Robert sips his coffee. “You?”
“I'm smart, I'm decisive, and I've got the right experience. And I know what needs to be done and how to get it done. Why can't I throw my hat in the ring?”
“This is a hard job. Are you tough enough?”
“I'm strong.”
“Not quite the same thing as being tough. And you're a maverick, Lin. Useful when the going gets rough, but a liability when you have to deal with the Government, and the media, and all the other players in this game.”
“I can be diplomatic when I need to be,” I say. “Haven't I
been polite to Adam and Tom and to the Board even when I thought they were goddamn fools?”
“It's a thin veneer,” he says. “And the job will require absolute commitment.”
“I don't have any family,” I reply. “No husband, no children, no parents. No distractions.”
“I'm not sticking my neck out for you on this one, Lin. Don't go expecting that.”
I've pushed too hard. Time to back off. I shrug. “I expect nothing, Robert. All I ask is that you consider me as another option.”
Robert's eyes lose focus. He puts down his empty cup to look at his watch. “I'd better get back to the meeting.”
I try to focus on the financials in my spreadsheet, but when I think about the opportunity to be chief executive, to be right at the top of that ladder, my heart starts beating faster and the blood pumps thud, thud, thud, so I get up and pace back and forth across the room.
I want the job.
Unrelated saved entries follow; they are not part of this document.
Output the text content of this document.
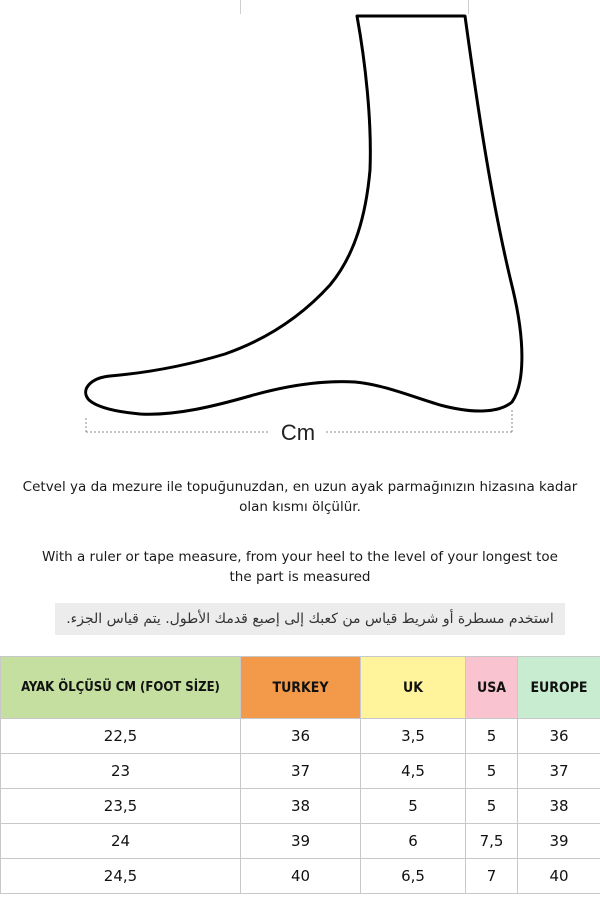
Cm
Cetvel ya da mezure ile topuğunuzdan, en uzun ayak parmağınızın hizasına kadar
olan kısmı ölçülür.
With a ruler or tape measure, from your heel to the level of your longest toe
the part is measured
استخدم مسطرة أو شريط قياس من كعبك إلى إصبع قدمك الأطول. يتم قياس الجزء.
AYAK ÖLÇÜSÜ CM (FOOT SİZE)	TURKEY	UK	USA	EUROPE
22,5	36	3,5	5	36
23	37	4,5	5	37
23,5	38	5	5	38
24	39	6	7,5	39
24,5	40	6,5	7	40
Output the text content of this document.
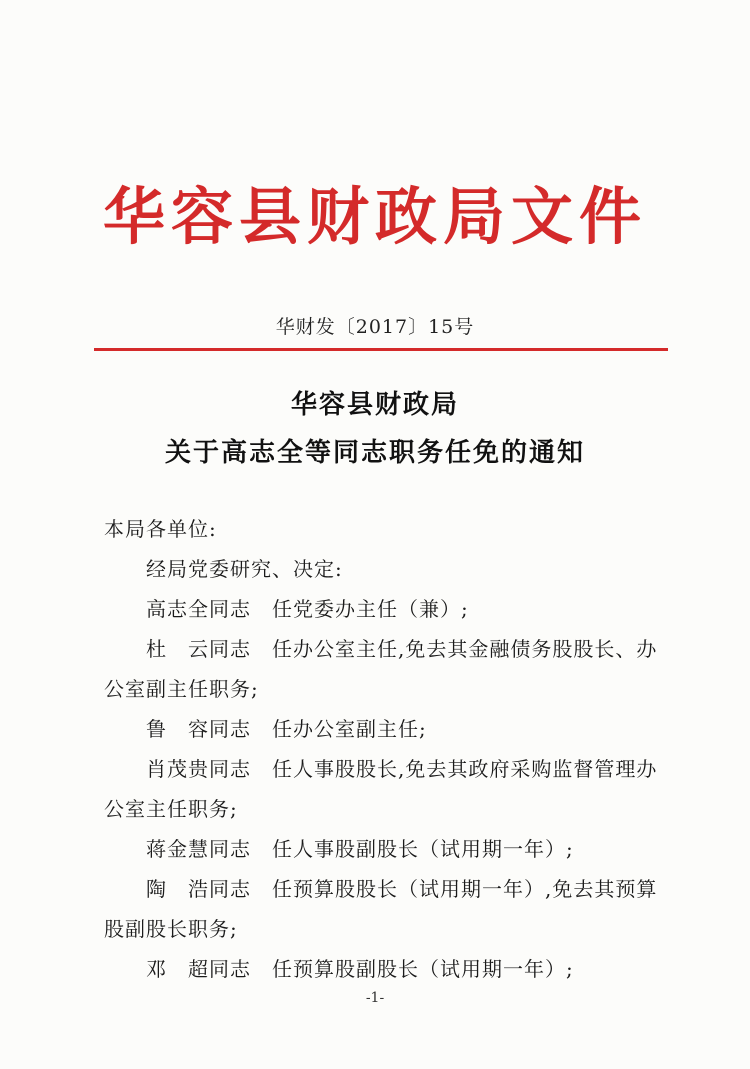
华容县财政局文件
华财发〔2017〕15号
华容县财政局
关于高志全等同志职务任免的通知
本局各单位:
经局党委研究、决定:
高志全同志　任党委办主任（兼）;
杜　云同志　任办公室主任,免去其金融债务股股长、办
公室副主任职务;
鲁　容同志　任办公室副主任;
肖茂贵同志　任人事股股长,免去其政府采购监督管理办
公室主任职务;
蒋金慧同志　任人事股副股长（试用期一年）;
陶　浩同志　任预算股股长（试用期一年）,免去其预算
股副股长职务;
邓　超同志　任预算股副股长（试用期一年）;
-1-
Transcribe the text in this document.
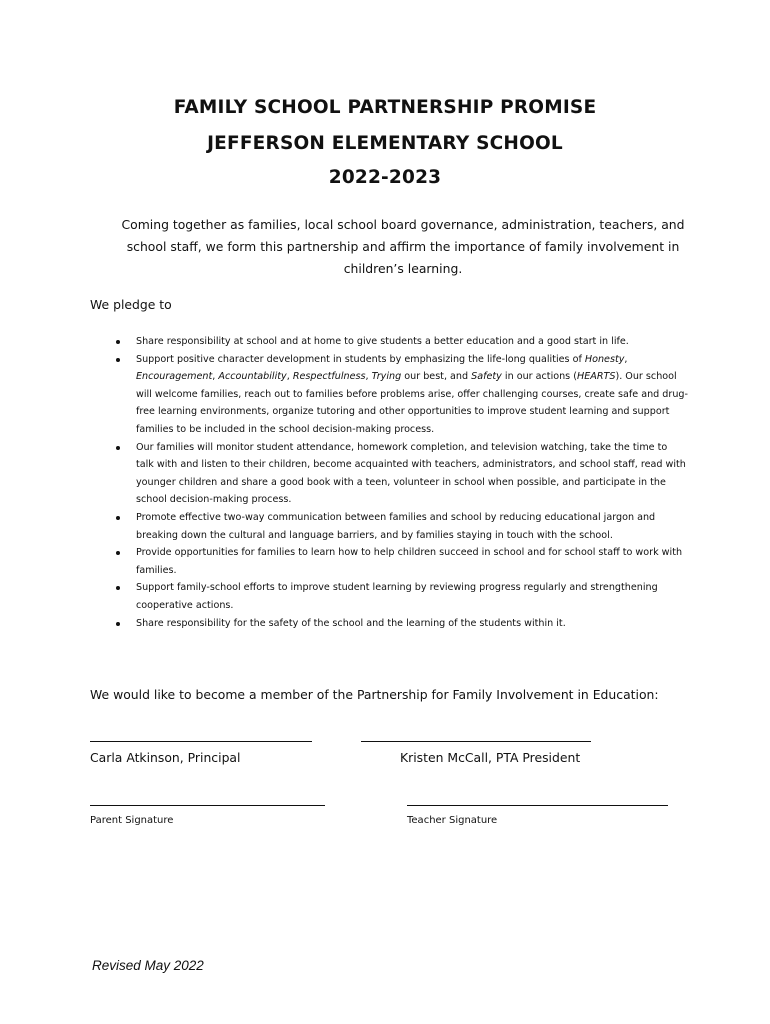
FAMILY SCHOOL PARTNERSHIP PROMISE
JEFFERSON ELEMENTARY SCHOOL
2022-2023
Coming together as families, local school board governance, administration, teachers, and school staff, we form this partnership and affirm the importance of family involvement in children’s learning.
We pledge to
Share responsibility at school and at home to give students a better education and a good start in life.
Support positive character development in students by emphasizing the life-long qualities of Honesty, Encouragement, Accountability, Respectfulness, Trying our best, and Safety in our actions (HEARTS). Our school will welcome families, reach out to families before problems arise, offer challenging courses, create safe and drug-free learning environments, organize tutoring and other opportunities to improve student learning and support families to be included in the school decision-making process.
Our families will monitor student attendance, homework completion, and television watching, take the time to talk with and listen to their children, become acquainted with teachers, administrators, and school staff, read with younger children and share a good book with a teen, volunteer in school when possible, and participate in the school decision-making process.
Promote effective two-way communication between families and school by reducing educational jargon and breaking down the cultural and language barriers, and by families staying in touch with the school.
Provide opportunities for families to learn how to help children succeed in school and for school staff to work with families.
Support family-school efforts to improve student learning by reviewing progress regularly and strengthening cooperative actions.
Share responsibility for the safety of the school and the learning of the students within it.
We would like to become a member of the Partnership for Family Involvement in Education:
Carla Atkinson, Principal	Kristen McCall, PTA President
Parent Signature	Teacher Signature
Revised May 2022
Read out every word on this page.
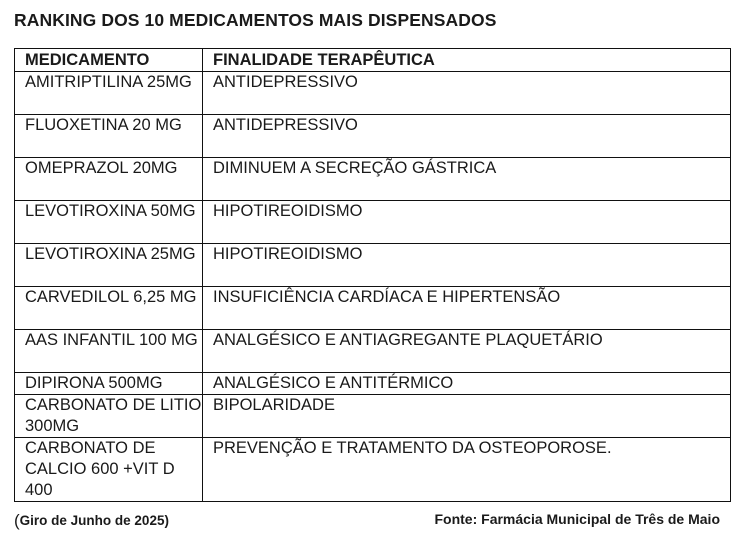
RANKING DOS 10 MEDICAMENTOS MAIS DISPENSADOS
MEDICAMENTO	FINALIDADE TERAPÊUTICA
AMITRIPTILINA 25MG	ANTIDEPRESSIVO
FLUOXETINA 20 MG	ANTIDEPRESSIVO
OMEPRAZOL 20MG	DIMINUEM A SECREÇÃO GÁSTRICA
LEVOTIROXINA 50MG	HIPOTIREOIDISMO
LEVOTIROXINA 25MG	HIPOTIREOIDISMO
CARVEDILOL 6,25 MG	INSUFICIÊNCIA CARDÍACA E HIPERTENSÃO
AAS INFANTIL 100 MG	ANALGÉSICO E ANTIAGREGANTE PLAQUETÁRIO
DIPIRONA 500MG	ANALGÉSICO E ANTITÉRMICO
CARBONATO DE LITIO 300MG	BIPOLARIDADE
CARBONATO DE CALCIO 600 +VIT D 400	PREVENÇÃO E TRATAMENTO DA OSTEOPOROSE.
(Giro de Junho de 2025)	Fonte: Farmácia Municipal de Três de Maio
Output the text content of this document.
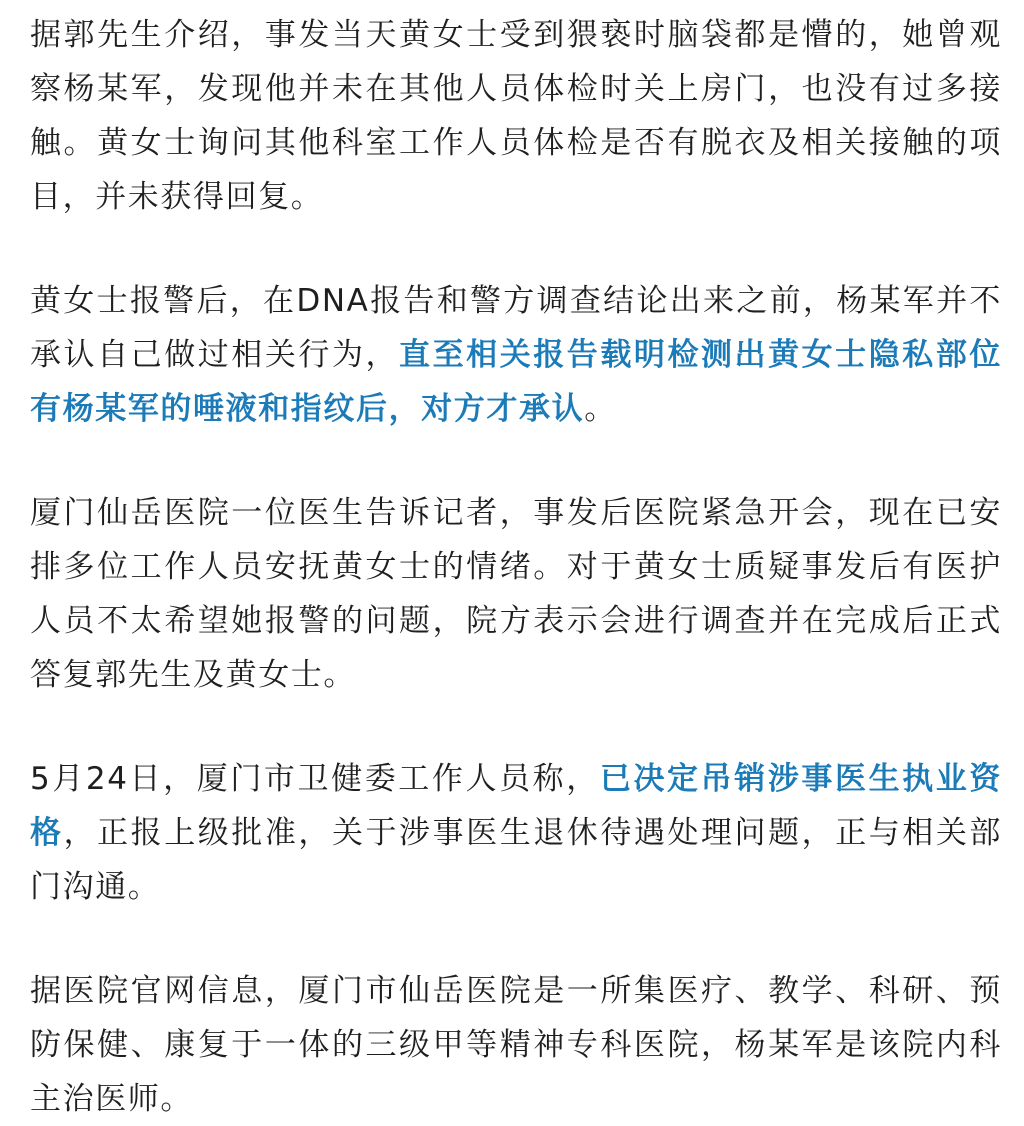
据郭先生介绍，事发当天黄女士受到猥亵时脑袋都是懵的，她曾观察杨某军，发现他并未在其他人员体检时关上房门，也没有过多接触。黄女士询问其他科室工作人员体检是否有脱衣及相关接触的项目，并未获得回复。

黄女士报警后，在DNA报告和警方调查结论出来之前，杨某军并不承认自己做过相关行为，直至相关报告载明检测出黄女士隐私部位有杨某军的唾液和指纹后，对方才承认。

厦门仙岳医院一位医生告诉记者，事发后医院紧急开会，现在已安排多位工作人员安抚黄女士的情绪。对于黄女士质疑事发后有医护人员不太希望她报警的问题，院方表示会进行调查并在完成后正式答复郭先生及黄女士。

5月24日，厦门市卫健委工作人员称，已决定吊销涉事医生执业资格，正报上级批准，关于涉事医生退休待遇处理问题，正与相关部门沟通。

据医院官网信息，厦门市仙岳医院是一所集医疗、教学、科研、预防保健、康复于一体的三级甲等精神专科医院，杨某军是该院内科主治医师。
I
want
it.
Why is it taking them so long?
I send Robert a text asking him how much longer. He doesn't reply.
I get up and pace back and forth, sit down, try to work, give up, stand and pace again. I'd been in my profession for seventeen, going on eighteen years, climbing that ladder, rung by rung, success by success. I'd moved rapidly into being a manager, not because I was one of the effortless confident leaders who could always assume they would be the one people would follow, but because I was damned good at what I did. I never failed to deliver. I argued for what I thought was the right way, and then proved myself correct. I recognized good people, listened to them, and made sure to pull them together into a team.